Latner Thoracic Surgery Research Laboratories, Toronto General Research Institute; Toronto Lung Transplant Program, University Health Network, University of Toronto, Toronto, Ontario, Canada.
Latner Thoracic Surgery Research Laboratories, Toronto General Research Institute.
J Heart Lung Transplant. 2015 Jun;34(6):849-57. doi: 10.1016/j.healun.2015.01.003. Epub 2015 Jan 16.
Normothermic ex vivo lung perfusion (EVLP) is a preservation technique that allows reassessment of donor lungs before transplantation. We hypothesized that the endothelin-1 (ET-1) axis would be associated with donor lung performance during EVLP and recipient outcomes after transplantation.
ET-1, Big ET-1, endothelin-converting enzyme (ECE), and nitric oxide (NO) metabolites were quantified in the perfusates of donor lungs enrolled in a clinical EVLP trial. Lungs were divided into 3 groups: (I) Control: bilateral transplantation with good early outcomes defined as absence of primary graft dysfunction (PGD) Grade 3 (PGD3) ; (II) PGD3: bilateral lung transplantation with PGD3 any time within 72 hours; and (III) Declined: lungs rejected after EVLP.
There were 25 lungs in Group I, 7 in Group II, and 16 in Group III. At 1 and 4 hours of EVLP, the perfusates of Declined lungs had significantly higher levels of ET-1 (3.1 ± 2.1 vs. 1.8±2.3 pg/ml, p = 0.01; 2.7 ± 2.2 vs. 1.3 ± 1.1 pg/ml, p = 0.007) and Big ET-1 (15.8 ± 14.2 vs. 7.0 ± 6.5 pg/ml, p = 0.001; 31.7 ± 17.4 vs. 19.4 ± 9.5 pg/ml, p = 0.007) compared with Controls. Nitric oxide metabolite concentrations were significantly higher in Declined and PGD3 lungs than in Controls. For cases of donation after cardiac death, PGD3 and Declined lungs had higher ET-1 and Big ET-1 levels at 4 hours of perfusion compared with Controls. At this time point, Big ET-1 had excellent accuracy to distinguish PGD3 (96%) and Declined (92%) from Control lungs.

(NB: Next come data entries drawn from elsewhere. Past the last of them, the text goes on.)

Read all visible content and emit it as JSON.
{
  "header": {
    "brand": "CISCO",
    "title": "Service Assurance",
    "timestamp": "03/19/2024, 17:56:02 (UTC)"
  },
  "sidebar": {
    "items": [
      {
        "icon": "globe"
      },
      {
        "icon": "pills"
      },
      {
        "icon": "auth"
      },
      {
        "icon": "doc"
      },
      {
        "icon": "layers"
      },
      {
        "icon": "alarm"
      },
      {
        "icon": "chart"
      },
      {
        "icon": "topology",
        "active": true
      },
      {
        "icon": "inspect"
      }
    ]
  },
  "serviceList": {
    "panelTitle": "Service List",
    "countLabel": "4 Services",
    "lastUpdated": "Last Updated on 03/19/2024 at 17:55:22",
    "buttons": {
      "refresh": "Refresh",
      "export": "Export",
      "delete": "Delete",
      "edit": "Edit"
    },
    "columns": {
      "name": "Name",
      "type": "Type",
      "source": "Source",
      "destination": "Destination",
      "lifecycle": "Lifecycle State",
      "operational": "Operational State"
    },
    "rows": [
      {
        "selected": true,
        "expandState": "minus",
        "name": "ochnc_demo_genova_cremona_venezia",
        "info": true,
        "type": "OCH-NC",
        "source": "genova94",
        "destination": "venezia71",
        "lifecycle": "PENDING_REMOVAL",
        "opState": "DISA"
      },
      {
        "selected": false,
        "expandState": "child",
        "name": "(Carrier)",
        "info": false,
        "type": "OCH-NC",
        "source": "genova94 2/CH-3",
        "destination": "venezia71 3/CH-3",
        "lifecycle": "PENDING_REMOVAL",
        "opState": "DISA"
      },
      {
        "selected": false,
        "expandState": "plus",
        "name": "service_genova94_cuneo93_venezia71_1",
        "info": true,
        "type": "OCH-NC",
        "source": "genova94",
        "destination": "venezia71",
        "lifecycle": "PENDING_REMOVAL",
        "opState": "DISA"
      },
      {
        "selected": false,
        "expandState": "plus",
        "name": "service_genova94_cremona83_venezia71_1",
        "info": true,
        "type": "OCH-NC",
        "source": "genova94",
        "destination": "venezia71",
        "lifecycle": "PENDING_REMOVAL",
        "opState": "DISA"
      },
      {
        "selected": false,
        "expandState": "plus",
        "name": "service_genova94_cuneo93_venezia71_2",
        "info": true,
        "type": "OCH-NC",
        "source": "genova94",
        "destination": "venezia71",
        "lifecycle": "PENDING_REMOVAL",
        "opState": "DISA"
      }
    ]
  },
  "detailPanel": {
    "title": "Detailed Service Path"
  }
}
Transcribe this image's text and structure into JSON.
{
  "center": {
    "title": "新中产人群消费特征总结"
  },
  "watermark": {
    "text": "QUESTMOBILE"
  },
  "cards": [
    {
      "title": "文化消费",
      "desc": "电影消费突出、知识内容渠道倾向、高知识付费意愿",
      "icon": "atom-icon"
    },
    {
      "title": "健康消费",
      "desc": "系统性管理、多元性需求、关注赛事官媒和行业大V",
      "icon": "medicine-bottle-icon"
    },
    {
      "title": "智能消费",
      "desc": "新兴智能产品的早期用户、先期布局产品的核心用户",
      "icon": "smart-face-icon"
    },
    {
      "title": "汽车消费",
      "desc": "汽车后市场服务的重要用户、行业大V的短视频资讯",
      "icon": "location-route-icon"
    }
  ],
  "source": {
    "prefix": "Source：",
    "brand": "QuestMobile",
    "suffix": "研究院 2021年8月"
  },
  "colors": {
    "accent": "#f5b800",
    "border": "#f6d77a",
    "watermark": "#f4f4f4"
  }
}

In donation after cardiac death lungs, perfusate ET-1 and Big ET-1 are potential predictors of lung function during EVLP and after lung transplantation. They were also associated with non-use of lungs after EVLP and thus could represent useful biomarkers to improve the accuracy of donor lungs selection.
常温体外肺灌注(EVLP)是一种保存技术,可在移植前重新评估供肺。我们假设内皮素-1(ET-1)轴与 EVLP 期间供肺的功能以及移植后的受体结局相关。
在一项临床 EVLP 试验中,对纳入的供肺灌流液中 ET-1、Big ET-1、内皮素转换酶(ECE)和一氧化氮(NO)代谢物进行了定量分析。肺分为 3 组:(I)对照组:双侧肺移植,早期无原发性移植物功能障碍(PGD)3 级(PGD3);(II)PGD3 组:在 72 小时内任何时间双侧肺移植 PGD3 级;(III)衰竭组:EVLP 后肺排斥。
组 I 有 25 个肺,组 II 有 7 个,组 III 有 16 个。在 EVLP 的 1 小时和 4 小时,衰竭组的灌流液中 ET-1(3.1 ± 2.1 与 1.8 ±2.3 pg/ml,p = 0.01;2.7 ± 2.2 与 1.3 ± 1.1 pg/ml,p = 0.007)和 Big ET-1(15.8 ± 14.2 与 7.0 ± 6.5 pg/ml,p = 0.001;31.7 ± 17.4 与 19.4 ± 9.5 pg/ml,p = 0.007)明显更高。与对照组相比,NO 代谢物浓度在衰竭和 PGD3 组中明显更高。对于心脏死亡后的供体,PGD3 和衰竭组在 4 小时灌注时的 ET-1 和 Big ET-1 水平明显高于对照组。在这个时间点,Big ET-1 能够很好地区分 PGD3(96%)和衰竭组(92%)与对照组。
在心脏死亡后的供体肺中,灌流液中的 ET-1 和 Big ET-1 可能是 EVLP 期间和肺移植后肺功能的潜在预测因子。它们还与 EVLP 后肺的不使用相关,因此可能是提高供体肺选择准确性的有用生物标志物。